The Obama administration on Friday ended a 33-year ban on Medicare coverage for gender reassignment surgery — a major victory for transgender rights and a decision that is likely to put pressure on more insurers to provide coverage for such services.
The ruling by a Department of Health and Human Services board was in response to a lawsuit filed last year on behalf of Denee Mallon, 74, a transgender woman and army veteran from Albuquerque.
The blanket Medicare ban was put in place in 1981 when such surgeries were considered experimental. But now most medical groups, including the American Medical Association and the American Psychological Association, consider it a safe option for those suffering from gender dysphoria, a condition that is characterized by intense discomfort — or “incongruence,” according to the official definition — with one’s birth sex.
On Friday, the independent board, whose decisions are binding on HHS, said that medical studies published over the past three decades showed that the grounds for exclusion of coverage are “not reasonable” anymore and lifted the ban.
“This is long overdue,” said Judith Bradford, co-chair of the Fenway Institute, a Boston-based research center that focuses on LGBT health. “It brings government policy in line with the science around transpeople’s health-care needs.”
Although Medicare coverage is only for people 65 and older, and the transgender population makes up only about 0.3 percent of the U.S. adult population, private insurance plans often take their cues from Medicare on what should be considered a medically necessary covered treatment. As a result, the ruling is likely to open up more options for transgender individuals.
But in some ways, the ruling was more important from a symbolic standpoint than a practical one. Medical professionals say very few people opt for surgical interventions. And the cost to insurers that offer coverage — which can be anywhere from $10,000 to $50,000 per surgery — is often negligible in relation to their entire patient pools, according to several studies.
Administration officials originally sought to overturn the ban in 2013, but the attempt prompted a backlash among social conservatives and religious groups who oppose taxpayer funding for such procedures.
Leanna Baumer, a senior legislative assistant with the Family Research Council, said that the ruling “ignores the complexity of issues” surrounding gender identity issues.
“Real compassion for those struggling with a gender identity disorder is to offer mental health treatments that help men and women become comfortable with their actual biological sex — not to advocate for costly and controversial surgeries subsidized by taxpayers,” she said.
Frank Schubert, national political director for the National Organization for Marriage, said he also objects to the decision for moral reasons and that it does not encourage children “to respect who they are, how they were born.”
One of the attorneys who worked on the case — which was filed by the American Civil Liberties Union, Gay & Lesbian Advocates & Defenders and the National Center for Lesbian Rights — said that decades of bias and prejudices have resulted in a crisis in health care for some transgender people.
“For someone who cannot get treatment, the impact can be devastating,” Jennifer Levi said. They can be depressed, have serious problems with self-esteem, and have difficulty working and forming social relationships, she added.
For many, transitioning to another gender is a lengthy and deeply private process that can take years. It often involves psychotherapy and hormone treatments while living as a member of his or her preferred gender. Some may decide for more radical changes through surgery — which can include vocal-cord modifications, breast implants and mastectomies, and modifications of sexual organs. Mallon, who was born a man, was seeking to have genital reconstruction.

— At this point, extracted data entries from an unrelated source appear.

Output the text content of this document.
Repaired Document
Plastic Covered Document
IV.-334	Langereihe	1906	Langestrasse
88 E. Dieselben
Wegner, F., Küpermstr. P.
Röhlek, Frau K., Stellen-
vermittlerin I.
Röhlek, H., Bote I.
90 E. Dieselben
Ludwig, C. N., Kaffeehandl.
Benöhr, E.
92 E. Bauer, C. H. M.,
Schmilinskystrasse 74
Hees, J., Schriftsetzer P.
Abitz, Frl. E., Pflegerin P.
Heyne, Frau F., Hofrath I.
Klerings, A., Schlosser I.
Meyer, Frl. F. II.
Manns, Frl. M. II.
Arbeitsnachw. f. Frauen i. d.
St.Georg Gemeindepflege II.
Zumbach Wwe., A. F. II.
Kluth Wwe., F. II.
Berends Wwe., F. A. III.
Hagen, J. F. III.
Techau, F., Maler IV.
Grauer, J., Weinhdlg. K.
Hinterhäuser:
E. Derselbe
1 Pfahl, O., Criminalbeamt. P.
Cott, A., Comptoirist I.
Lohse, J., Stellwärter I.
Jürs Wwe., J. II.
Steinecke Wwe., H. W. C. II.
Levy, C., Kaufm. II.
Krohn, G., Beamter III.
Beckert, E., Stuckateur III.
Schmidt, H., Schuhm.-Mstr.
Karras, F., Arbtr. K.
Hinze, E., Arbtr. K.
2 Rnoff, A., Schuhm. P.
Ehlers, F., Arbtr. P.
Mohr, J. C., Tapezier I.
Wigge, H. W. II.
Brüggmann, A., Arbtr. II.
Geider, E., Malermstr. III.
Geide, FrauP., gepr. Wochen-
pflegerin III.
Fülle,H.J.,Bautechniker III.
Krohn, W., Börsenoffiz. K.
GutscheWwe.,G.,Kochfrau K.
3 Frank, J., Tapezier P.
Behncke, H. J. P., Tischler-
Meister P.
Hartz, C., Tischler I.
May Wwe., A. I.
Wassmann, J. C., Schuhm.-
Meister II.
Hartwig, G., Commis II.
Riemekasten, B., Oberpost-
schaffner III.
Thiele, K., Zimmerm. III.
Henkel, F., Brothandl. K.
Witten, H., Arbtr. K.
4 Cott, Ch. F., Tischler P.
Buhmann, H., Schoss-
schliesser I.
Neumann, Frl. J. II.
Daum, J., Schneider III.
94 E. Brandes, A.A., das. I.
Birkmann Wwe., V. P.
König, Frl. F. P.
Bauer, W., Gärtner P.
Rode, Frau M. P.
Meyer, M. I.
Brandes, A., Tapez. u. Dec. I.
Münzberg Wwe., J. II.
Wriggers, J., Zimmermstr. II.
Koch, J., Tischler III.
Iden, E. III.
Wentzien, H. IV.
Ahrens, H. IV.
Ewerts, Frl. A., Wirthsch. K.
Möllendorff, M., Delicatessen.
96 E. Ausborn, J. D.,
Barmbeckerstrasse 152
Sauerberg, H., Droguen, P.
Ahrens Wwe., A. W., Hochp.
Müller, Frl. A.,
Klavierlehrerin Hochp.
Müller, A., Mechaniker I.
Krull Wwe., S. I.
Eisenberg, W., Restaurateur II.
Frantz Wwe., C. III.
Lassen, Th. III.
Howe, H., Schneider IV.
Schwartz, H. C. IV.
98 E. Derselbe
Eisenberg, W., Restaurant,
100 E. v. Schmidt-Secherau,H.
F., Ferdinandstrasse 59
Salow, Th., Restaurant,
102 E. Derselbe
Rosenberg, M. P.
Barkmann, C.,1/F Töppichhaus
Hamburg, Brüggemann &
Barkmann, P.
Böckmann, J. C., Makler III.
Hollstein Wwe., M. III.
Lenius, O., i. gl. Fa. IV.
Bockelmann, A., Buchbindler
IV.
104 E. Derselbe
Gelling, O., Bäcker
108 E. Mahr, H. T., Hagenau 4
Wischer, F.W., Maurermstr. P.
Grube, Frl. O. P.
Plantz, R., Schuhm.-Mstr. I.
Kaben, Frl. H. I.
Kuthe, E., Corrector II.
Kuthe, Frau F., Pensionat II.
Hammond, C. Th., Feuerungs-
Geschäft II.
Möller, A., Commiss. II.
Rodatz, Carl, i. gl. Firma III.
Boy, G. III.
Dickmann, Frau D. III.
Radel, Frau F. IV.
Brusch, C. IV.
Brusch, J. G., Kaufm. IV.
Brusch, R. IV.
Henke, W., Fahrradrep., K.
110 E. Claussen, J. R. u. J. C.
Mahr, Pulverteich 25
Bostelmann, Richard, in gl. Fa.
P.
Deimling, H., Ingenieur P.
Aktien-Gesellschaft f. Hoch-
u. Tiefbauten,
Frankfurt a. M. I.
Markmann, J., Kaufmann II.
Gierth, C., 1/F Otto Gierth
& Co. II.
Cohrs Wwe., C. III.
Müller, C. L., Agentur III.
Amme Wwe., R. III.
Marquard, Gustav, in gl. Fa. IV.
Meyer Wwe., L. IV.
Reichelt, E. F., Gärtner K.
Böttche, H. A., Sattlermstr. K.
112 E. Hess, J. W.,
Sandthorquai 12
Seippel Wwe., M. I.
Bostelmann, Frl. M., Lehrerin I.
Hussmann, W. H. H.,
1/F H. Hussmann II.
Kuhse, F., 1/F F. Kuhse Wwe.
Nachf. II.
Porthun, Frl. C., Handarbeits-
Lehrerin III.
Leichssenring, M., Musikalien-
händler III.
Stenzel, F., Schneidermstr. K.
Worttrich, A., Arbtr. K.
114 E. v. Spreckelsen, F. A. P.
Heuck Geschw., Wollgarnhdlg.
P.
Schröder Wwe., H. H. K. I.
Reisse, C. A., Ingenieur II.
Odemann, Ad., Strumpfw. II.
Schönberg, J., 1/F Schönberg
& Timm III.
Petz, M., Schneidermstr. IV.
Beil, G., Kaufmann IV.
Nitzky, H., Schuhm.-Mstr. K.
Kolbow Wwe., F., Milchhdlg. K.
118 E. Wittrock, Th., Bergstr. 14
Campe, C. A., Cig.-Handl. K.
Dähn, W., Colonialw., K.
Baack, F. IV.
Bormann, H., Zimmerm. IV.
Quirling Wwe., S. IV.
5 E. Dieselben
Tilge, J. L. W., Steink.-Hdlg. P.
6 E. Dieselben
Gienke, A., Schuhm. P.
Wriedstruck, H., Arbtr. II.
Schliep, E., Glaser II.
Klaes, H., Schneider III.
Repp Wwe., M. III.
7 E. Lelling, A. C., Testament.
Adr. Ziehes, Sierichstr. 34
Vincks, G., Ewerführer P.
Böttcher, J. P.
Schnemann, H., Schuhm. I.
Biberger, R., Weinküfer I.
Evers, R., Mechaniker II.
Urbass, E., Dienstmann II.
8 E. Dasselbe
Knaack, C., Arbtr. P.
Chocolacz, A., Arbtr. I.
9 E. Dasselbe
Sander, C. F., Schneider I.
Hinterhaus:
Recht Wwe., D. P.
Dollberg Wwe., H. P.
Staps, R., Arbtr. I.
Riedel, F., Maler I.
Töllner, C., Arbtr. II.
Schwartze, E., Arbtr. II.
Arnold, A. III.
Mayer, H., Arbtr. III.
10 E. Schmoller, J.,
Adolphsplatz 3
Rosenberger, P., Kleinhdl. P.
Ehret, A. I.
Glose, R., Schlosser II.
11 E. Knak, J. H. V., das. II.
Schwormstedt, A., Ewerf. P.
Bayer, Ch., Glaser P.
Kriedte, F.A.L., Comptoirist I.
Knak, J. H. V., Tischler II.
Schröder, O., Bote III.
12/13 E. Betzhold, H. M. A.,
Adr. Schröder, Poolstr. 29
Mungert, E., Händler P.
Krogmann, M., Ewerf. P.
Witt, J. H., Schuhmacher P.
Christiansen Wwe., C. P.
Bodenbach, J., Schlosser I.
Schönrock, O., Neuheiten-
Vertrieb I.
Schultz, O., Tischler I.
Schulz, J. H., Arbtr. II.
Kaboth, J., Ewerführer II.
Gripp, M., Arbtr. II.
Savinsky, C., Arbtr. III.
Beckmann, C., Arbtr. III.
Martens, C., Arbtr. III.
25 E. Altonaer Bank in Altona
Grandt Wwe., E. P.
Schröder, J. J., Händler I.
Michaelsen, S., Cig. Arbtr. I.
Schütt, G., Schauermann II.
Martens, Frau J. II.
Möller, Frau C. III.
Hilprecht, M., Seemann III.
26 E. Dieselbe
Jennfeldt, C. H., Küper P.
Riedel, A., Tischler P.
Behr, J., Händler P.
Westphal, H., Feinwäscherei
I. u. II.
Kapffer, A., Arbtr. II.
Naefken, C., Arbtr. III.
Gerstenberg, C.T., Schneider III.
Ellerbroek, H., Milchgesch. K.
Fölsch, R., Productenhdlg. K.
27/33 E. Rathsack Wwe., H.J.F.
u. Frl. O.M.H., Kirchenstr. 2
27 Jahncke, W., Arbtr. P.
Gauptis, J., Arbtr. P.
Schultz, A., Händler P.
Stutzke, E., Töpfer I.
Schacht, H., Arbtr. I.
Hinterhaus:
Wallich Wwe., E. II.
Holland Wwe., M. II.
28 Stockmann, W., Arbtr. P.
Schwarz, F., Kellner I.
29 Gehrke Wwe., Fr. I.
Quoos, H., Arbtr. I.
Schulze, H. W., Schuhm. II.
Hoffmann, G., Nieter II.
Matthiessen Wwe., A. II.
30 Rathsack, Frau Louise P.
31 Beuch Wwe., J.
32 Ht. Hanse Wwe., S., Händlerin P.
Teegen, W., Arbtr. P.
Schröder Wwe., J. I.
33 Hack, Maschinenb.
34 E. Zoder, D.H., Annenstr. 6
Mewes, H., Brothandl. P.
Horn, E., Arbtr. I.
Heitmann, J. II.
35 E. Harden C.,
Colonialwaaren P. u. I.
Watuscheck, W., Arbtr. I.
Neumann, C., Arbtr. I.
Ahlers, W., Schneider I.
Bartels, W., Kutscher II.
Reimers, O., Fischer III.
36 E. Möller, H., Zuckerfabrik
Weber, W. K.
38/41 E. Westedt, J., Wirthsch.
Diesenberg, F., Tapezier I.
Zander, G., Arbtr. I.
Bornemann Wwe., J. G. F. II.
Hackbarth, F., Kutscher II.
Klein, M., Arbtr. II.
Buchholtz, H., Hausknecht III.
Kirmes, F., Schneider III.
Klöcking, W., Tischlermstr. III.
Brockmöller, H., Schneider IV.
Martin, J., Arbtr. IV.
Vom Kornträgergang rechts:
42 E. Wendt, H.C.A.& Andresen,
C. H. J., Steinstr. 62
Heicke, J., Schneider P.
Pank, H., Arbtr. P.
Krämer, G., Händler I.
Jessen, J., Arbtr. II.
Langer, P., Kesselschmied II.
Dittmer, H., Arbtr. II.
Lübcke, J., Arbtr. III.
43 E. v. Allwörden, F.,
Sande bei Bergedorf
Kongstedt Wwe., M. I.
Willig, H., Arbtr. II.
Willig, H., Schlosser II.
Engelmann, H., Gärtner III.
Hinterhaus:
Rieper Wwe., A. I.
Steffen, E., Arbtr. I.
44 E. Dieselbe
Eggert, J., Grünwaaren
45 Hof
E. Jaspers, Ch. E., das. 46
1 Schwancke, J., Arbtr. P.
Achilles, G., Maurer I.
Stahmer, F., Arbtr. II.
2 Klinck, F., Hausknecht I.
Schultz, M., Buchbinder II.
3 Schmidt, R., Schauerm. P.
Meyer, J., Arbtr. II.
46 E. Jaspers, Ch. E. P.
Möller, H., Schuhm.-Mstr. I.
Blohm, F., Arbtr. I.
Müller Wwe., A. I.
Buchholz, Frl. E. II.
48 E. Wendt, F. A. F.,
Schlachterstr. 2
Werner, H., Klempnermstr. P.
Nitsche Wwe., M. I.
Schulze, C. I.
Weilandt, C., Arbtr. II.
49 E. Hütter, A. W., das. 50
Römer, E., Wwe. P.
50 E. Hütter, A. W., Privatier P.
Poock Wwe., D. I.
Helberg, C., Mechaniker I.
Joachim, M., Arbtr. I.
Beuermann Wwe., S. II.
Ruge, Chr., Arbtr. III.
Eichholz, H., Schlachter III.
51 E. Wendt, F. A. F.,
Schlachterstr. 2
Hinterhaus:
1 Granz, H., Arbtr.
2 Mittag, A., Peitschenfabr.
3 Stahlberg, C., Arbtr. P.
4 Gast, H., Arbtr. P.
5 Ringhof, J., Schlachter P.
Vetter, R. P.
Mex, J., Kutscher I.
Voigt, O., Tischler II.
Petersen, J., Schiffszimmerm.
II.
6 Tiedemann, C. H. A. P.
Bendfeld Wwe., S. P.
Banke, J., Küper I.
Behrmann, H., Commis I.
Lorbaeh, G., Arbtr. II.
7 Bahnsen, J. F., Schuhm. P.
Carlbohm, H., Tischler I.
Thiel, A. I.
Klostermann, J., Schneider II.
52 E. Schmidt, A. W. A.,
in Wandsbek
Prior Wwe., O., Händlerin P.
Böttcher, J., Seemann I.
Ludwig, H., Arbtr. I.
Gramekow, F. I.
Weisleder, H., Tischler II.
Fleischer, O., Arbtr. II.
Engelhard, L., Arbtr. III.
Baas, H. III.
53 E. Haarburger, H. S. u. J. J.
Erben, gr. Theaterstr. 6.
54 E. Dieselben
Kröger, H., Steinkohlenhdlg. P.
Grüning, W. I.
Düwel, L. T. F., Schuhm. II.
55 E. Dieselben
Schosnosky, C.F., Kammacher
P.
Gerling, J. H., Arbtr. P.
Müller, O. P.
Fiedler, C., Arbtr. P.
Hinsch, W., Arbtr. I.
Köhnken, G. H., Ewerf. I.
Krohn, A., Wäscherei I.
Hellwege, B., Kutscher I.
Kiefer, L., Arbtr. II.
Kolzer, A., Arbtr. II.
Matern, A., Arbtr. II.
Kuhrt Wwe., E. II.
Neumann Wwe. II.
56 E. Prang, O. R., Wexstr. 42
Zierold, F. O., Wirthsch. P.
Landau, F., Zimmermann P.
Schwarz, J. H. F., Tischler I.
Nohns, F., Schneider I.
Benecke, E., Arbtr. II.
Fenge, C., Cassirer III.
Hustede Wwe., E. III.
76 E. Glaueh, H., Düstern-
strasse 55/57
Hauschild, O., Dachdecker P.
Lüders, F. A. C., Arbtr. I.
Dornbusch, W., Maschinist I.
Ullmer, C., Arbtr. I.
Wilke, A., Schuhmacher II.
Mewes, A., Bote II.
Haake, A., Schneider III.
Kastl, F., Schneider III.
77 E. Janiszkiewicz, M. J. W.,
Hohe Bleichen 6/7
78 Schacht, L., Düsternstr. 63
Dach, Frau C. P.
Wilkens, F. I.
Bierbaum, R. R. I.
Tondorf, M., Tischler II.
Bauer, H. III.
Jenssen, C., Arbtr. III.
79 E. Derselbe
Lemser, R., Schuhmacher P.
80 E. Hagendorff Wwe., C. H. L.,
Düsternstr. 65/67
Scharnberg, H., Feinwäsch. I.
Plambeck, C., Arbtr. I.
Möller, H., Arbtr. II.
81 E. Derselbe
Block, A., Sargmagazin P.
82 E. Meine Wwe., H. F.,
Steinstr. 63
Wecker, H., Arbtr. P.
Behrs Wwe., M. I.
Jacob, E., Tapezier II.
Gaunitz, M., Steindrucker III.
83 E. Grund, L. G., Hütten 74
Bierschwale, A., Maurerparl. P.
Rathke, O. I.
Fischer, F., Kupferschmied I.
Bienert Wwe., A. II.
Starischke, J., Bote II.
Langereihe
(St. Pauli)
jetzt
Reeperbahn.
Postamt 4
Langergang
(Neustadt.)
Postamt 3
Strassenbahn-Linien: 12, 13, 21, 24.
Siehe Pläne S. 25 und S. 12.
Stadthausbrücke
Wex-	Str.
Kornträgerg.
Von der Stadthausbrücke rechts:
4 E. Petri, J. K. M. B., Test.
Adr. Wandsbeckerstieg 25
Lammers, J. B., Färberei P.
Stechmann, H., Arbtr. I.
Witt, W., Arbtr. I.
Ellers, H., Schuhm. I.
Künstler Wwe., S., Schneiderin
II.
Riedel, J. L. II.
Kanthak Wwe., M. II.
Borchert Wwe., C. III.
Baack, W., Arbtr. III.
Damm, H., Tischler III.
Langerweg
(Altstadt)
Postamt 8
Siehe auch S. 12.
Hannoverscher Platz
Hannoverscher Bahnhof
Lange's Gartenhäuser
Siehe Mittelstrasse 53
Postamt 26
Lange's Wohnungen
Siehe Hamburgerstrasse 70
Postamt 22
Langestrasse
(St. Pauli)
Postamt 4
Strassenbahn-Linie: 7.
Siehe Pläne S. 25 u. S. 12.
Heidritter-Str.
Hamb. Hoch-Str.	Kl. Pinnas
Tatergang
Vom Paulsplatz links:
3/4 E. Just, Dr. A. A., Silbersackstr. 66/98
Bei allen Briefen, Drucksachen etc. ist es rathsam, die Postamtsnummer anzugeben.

Patients covered under Medicare will not be guaranteed coverage for surgeries under Friday’s decision; they will have to justify their need just as they have to for any other medical treatments. The ruling does not apply to Medicaid, the health program administered by states for low-income individuals and families.
The federal decision comes at a time of radical change in attitudes in transgender care across the country.
California, Colorado, Connecticut, Oregon and Vermont have affirmed the idea that transition care for transgender individuals should be considered an essential part of medical coverage. In February, D.C. Mayor Vincent C. Gray (D) said the city would recognize gender dysphoria as a medical condition — effectively forcing insurers to cover gender-reassignment surgery.
Private companies are also adapting their coverage. According to the Human Rights Campaign, a gay and transgender advocacy group, no Fortune 500 companies offered transgender benefits in 2002. By 2012, 19 percent did. And in 2014, the number increased to 28 percent.
Jamison Green, president of the World Professional Association for Transgender Health, a nonprofit educational group that works with doctors, said that while Friday’s ruling was a step in the right direction in ending discrimination in insurance coverage, there is still more work to be done.
He explained, for example, that some transgender men have had trouble getting coverage for mammograms or hysterectomies when they developed fibroids or even cancer. Green said that in some cases, the issues can be resolved by having the person change his or her official gender on paper with an insurer. But he said for some, such a requirement could be psychologically damaging, especially if the person is already struggling with sexual identity.
“The net effect is highly prejudicial,” Green said. “It is about people using the opportunity to punish transgender individuals for being different. These are the things we need to resolve.”
In a statement Friday, Mallon said that the “decision means so much to me and to many other transgender people.”
“I am relieved to know that my doctor and I can now address my medical needs,” she said, “just as other patients and doctors do.”